The barn roof and my bridal wreath spirea in full bloom are glowing pure white in the gathering darkness.
The heady fragrance of lilac is on the breeze, perfuming the night.
I hear the whistle of a woodcock’s wings,
the hoarse voices of frogs along the shore,
one loon calling to another,
then a deep boom from beyond the trees on the other side of the lake. Somebody, on this ordinary Monday evening in June, is shooting fireworks up into the perfect night sky. I stay paused, whole watermelon cradled in my arms, to scrutinize the horizon and see if I can catch a glimpse of the sparkling explosions above the treetops.

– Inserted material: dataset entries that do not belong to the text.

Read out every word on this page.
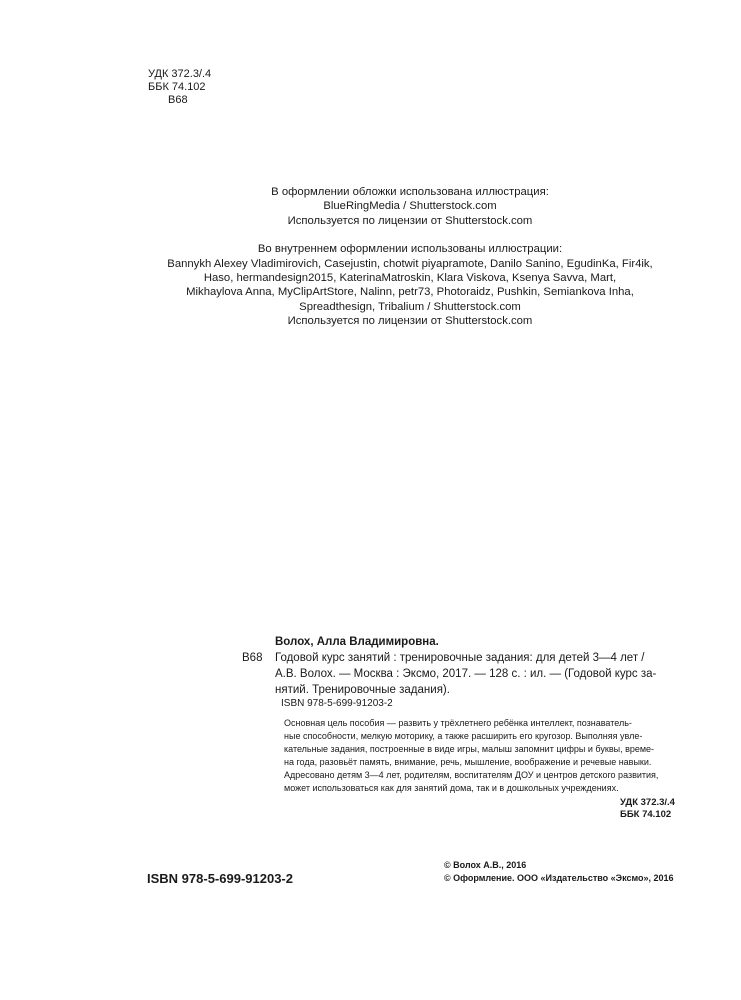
УДК 372.3/.4
ББК 74.102
В68
В оформлении обложки использована иллюстрация:
BlueRingMedia / Shutterstock.com
Используется по лицензии от Shutterstock.com
Во внутреннем оформлении использованы иллюстрации:
Bannykh Alexey Vladimirovich, Casejustin, chotwit piyapramote, Danilo Sanino, EgudinKa, Fir4ik,
Haso, hermandesign2015, KaterinaMatroskin, Klara Viskova, Ksenya Savva, Mart,
Mikhaylova Anna, MyClipArtStore, Nalinn, petr73, Photoraidz, Pushkin, Semiankova Inha,
Spreadthesign, Tribalium / Shutterstock.com
Используется по лицензии от Shutterstock.com
Волох, Алла Владимировна.
В68 Годовой курс занятий : тренировочные задания: для детей 3—4 лет /
А.В. Волох. — Москва : Эксмо, 2017. — 128 с. : ил. — (Годовой курс за-
нятий. Тренировочные задания).
ISBN 978-5-699-91203-2
Основная цель пособия — развить у трёхлетнего ребёнка интеллект, познаватель-
ные способности, мелкую моторику, а также расширить его кругозор. Выполняя увле-
кательные задания, построенные в виде игры, малыш запомнит цифры и буквы, време-
на года, разовьёт память, внимание, речь, мышление, воображение и речевые навыки.
Адресовано детям 3—4 лет, родителям, воспитателям ДОУ и центров детского развития,
может использоваться как для занятий дома, так и в дошкольных учреждениях.
УДК 372.3/.4
ББК 74.102
© Волох А.В., 2016
© Оформление. ООО «Издательство «Эксмо», 2016
ISBN 978-5-699-91203-2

And then, like a bit of falsetto to offset all the bass, comes the whine of a cloud of mosquitoes who had taken a surprisingly long time to realize there was human flesh waiting to be sampled in the great outdoors. I hurry inside, grateful that they stayed away just long enough to give me time to savor what I’m too often in a hurry to discover:
that even when you’re tired and to-do list is long, or maybe especially then,
there’s incredible beauty and wonder to be found in an ordinary moment in time,
if you just take the time to pause and notice.
“Cease striving, and know that I am God.” (Psalm 46:10)
“He has made everything beautiful in its time.” (Ecclesiastes 3:11)
One thought on “One Ordinary Summer Night”
Beth, your beautiful words bring me to tears, yes, enjoy those moments and God’s creations. We must remember to take the time to just breath in the beauty.